Gerry Thornley, rugby correspondent, offers his impressions of one whose passing has left the game palpably quieter and duller
The sudden death of a larger-than-life sporting character will always send a shock wave through that individual's sport and the loss of Mick Doyle is no exception.
There could only ever be one "Doyler", and not alone did he remain an enduring personality in Irish rugby for four decades, his list of achievements was such that, as Brian O'Driscoll commented yesterday, he simply qualifies as one of the legends of the game.
A lengthy and unusually varied club career and a coaching career that involved successful Leinster and Irish sides as well as a Lions selection, is quite a curriculum vitae by anyone's standards. He left an impression alright, as he tended to do with anyone who ran into him.
Doyler will undoubtedly be remembered as someone who lived life to the full, a bit of a rogue really, with a glint in his Kerry eyes and a ready chuckle. He liked a glass of red wine occasionally, he loved telling rugby stories (one would imagine he'd have struggled to stay away from the game), but as Ciaran Fitzgerald said, his public persona camouflaged "a very intelligent man".

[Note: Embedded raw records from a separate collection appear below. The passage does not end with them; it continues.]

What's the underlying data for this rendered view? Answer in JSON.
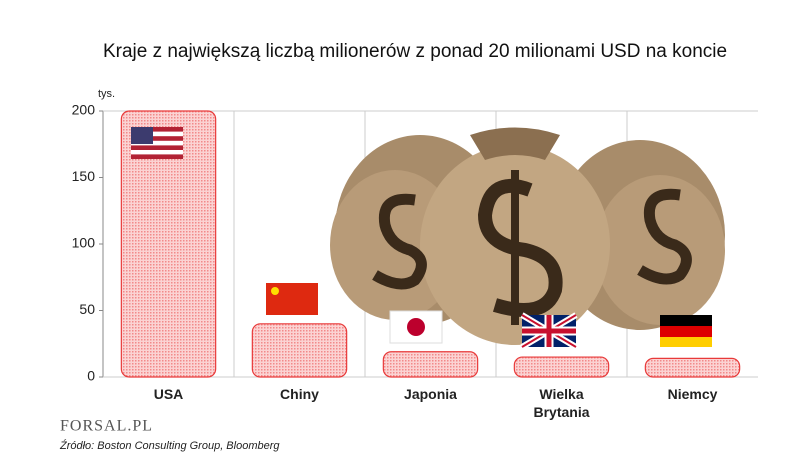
{
  "chart_data": {
    "type": "bar",
    "title": "Kraje z największą liczbą milionerów  z ponad 20 milionami USD na koncie",
    "y_label": "tys.",
    "categories": [
      "USA",
      "Chiny",
      "Japonia",
      "Wielka Brytania",
      "Niemcy"
    ],
    "values": [
      200,
      40,
      19,
      15,
      14
    ],
    "color": "#e83a3a",
    "ylim": [
      0,
      200
    ],
    "yticks": [
      0,
      50,
      100,
      150,
      200
    ]
  },
  "logo": "FORSAL.PL",
  "source": "Źródło: Boston Consulting Group, Bloomberg"
}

"He wasn't a very big player . . . but he had great pace, he read the game very well, and he studied the game very well," recalled Noel Murphy, who was alongside Doyle in the Irish back row when he scored a try on his debut against France in 1965.
Murphy recounted them playing together for a Mickey Steele Rogers selection against Cambridge, who were warming up for the varsity match and had Mike Gibson in their ranks. Gibson warned them against using any of the back-row moves Ray McLoughlin had introduced with Ireland, as Cambridge were going to employ them against Oxford.
"We were losing 3-0 or something when we had a scrum and Doyler called one of the moves. Mike heard him but as he was heading in . . . to warn us off using it, Doyler raced past and scored under the posts."
Though he retired from international rugby at the relatively young age of 28, it wasn't long before Doyle became one of the most innovative coaches of his time.
It's often overlooked that he coached perhaps the most successful Leinster side ever. True, he was blessed with an exceptional group of players, half-backs John Robbie and Ollie Campbell exerting a profound influence, and he gave them their heads. Leinster won all but one of his 26 games in charge from 1979 to 1983, claiming four interpro titles at a time when interpro titles meant something.
In cahoots with his good friend Mick Cuddy (and they remained in cahoots for ever more) he took over the Irish team in controversial circumstances in 1985 when Willie John McBride was ousted after one year in charge. But, irreverent and highly quotable, to most of us in the media as well as the Irish players at the time, Doyler really was a breath of fresh air. I'm pretty sure his "give it a lash" philosophy isn't apocryphal. He really did use those exact words.
Despite the Triple Crown/championship success of 1982 and championship win of 1983, the following year had seen Ireland whitewashed, with the ensuing break-up of that team. Campbell, Moss Keane, Fergus Slattery, Willie Duggan and John O'Driscoll had all retired.
He certainly knew talent when he saw it. Amid some uproar, Doyle brought in five new caps (Brendan Mullin, Michael Bradley, Willie Anderson, Philip Matthews and Willie Sexton) for the creditable 16-9 defeat to the Grand Slam Wallabies of Mark Ella and co, as well as Brian Spillane and Nigel Carr for the Five Nations opener against the champions Scotland in Murrayfield.
But his approach was encapsulated by his bold decision to restore Paul Dean at outhalf. "He gave us a belief that we could do anything, whether we could or not," recalls Dean. "We had a very good, strong side that year, all the guys were thinking on a similar wavelength and we were given licence to do so by Doyler."
If 1985 had been his concluding year, history might have judged his reign even more kindly. As it was, Ireland were whitewashed again in 1986 but regrouped a year later to win two out of four. But for an unlucky 16-12 there might, and perhaps should, have been a second Triple Crown.
Ultimately, Ireland underachieved in the inaugural 1987 World Cup, when Doyle suffered a heart attack. He would reinvent himself as a fresh, hard-hitting - though at times a bit too hard-hitting - columnist in the Evening Herald.
The title of his second autobiography, Zero Point One Six: Living in Extra Time, was a typically cheeky response to the brain haemorrhage he suffered in 1996. In the last year or so, he seemed to be bounding back to his normal self, and through all his tough times, he never seemed to be in a bad mood.
As Trevor Ringland said yesterday, "Irish rugby will be a lot quieter and duller without him."